Russia has ‘restocked supply of Iranian-made suicide drones’ as it unleashes fresh wave: reports
- Russian and Ukrainian sources reported that Shahed-136 drones had been used in fresh attacks on Kyiv and other locations in Ukraine
- The United Nations is looking into accusations that Iran supplied Russia with drones, UN Secretary-General Antonio Guterres said this week

Russia appears to have used deadly Iranian-made drones to strike Ukraine after a three-week hiatus, suggesting it has restocked its supply and resolved previous issues that stopped them from working in cold weather, reports say.
Ukrainian news agency UNIAN and the UK’s defence ministry said the drones had not been used in Ukraine since November 17, the first day that it snowed in the country this year.
Reports suggested that Russia appeared to be running out of its supply of the deadly drones.
Yevgeny Silkin, a top Ukrainian military official, also recently said that Russia was having problems using the drones because they are made of plastic and other materials that are not resistant to frost.
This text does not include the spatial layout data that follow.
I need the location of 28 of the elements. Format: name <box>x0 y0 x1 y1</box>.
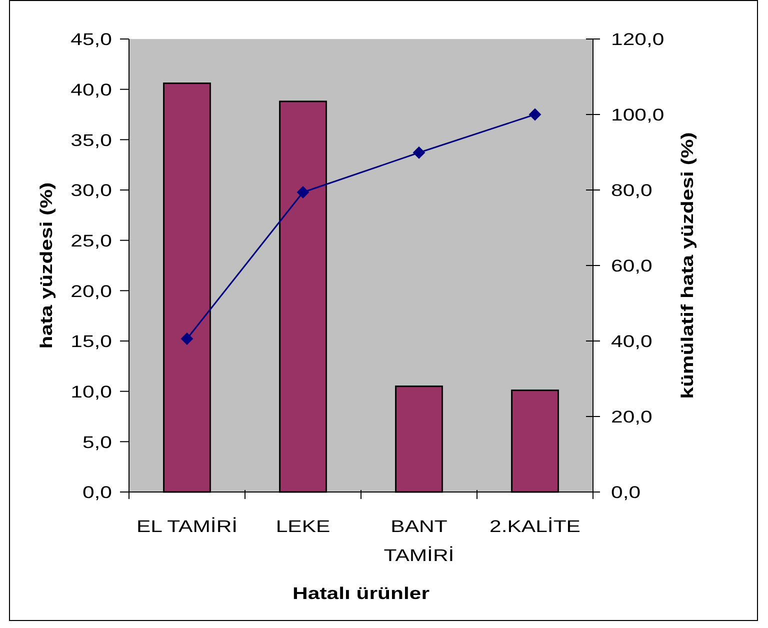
y-tick-label: 20,0 <box>70 282 112 302</box>
y2-tick-label: 20,0 <box>611 408 652 428</box>
y-tick-label: 35,0 <box>70 132 112 150</box>
point <box>413 146 425 159</box>
y2-tick-label: 100,0 <box>611 106 664 126</box>
point <box>297 186 309 198</box>
y-tick-label: 45,0 <box>70 30 112 50</box>
y-tick-label: 15,0 <box>70 332 112 352</box>
y2-tick-label: 40,0 <box>611 332 652 352</box>
x-tick-label: BANT TAMİRİ <box>384 518 454 566</box>
y-tick-label: 25,0 <box>70 232 112 251</box>
y-tick-label: 0,0 <box>82 484 112 503</box>
y-tick-label: 10,0 <box>70 383 112 402</box>
x-tick-label: EL TAMİRİ <box>136 516 238 536</box>
y-tick-label: 30,0 <box>70 182 112 201</box>
y-axis-title: hata yüzdesi (%) <box>38 182 57 349</box>
y2-tick-label: 120,0 <box>611 30 664 50</box>
y-tick-label: 5,0 <box>82 434 112 452</box>
y2-tick-label: 60,0 <box>611 257 652 276</box>
point <box>181 332 193 345</box>
y2-tick-label: 80,0 <box>611 182 652 201</box>
y2-tick-label: 0,0 <box>611 484 641 503</box>
x-axis-title: Hatalı ürünler <box>292 584 430 604</box>
point <box>529 108 541 120</box>
x-tick-label: LEKE <box>276 518 330 536</box>
x-tick-label: 2.KALİTE <box>490 516 580 536</box>
y2-axis-title: kümülatif hata yüzdesi (%) <box>678 132 698 399</box>
y-tick-label: 40,0 <box>70 81 112 100</box>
However, Ukrainian Air Force Command spokesperson Yuriy Ihnat suggested on Wednesday that Russia had resolved the issue and had started using the drones again, as did Ukrainian Southern Command Spokesperson Natalia Humenyuk, according to a report from the Institute for the Study of War (ISW).
Russian and Ukrainian sources reported that Shahed-136 drones had been used in fresh attacks on Kyiv, Dnipropetrovsk, Poltava, Zhytomyr, and Zaporizhia Oblasts, the ISW report said.
Ukrainian authorities said that Kamikaze drone strikes on Odesa left the city without power on Saturday.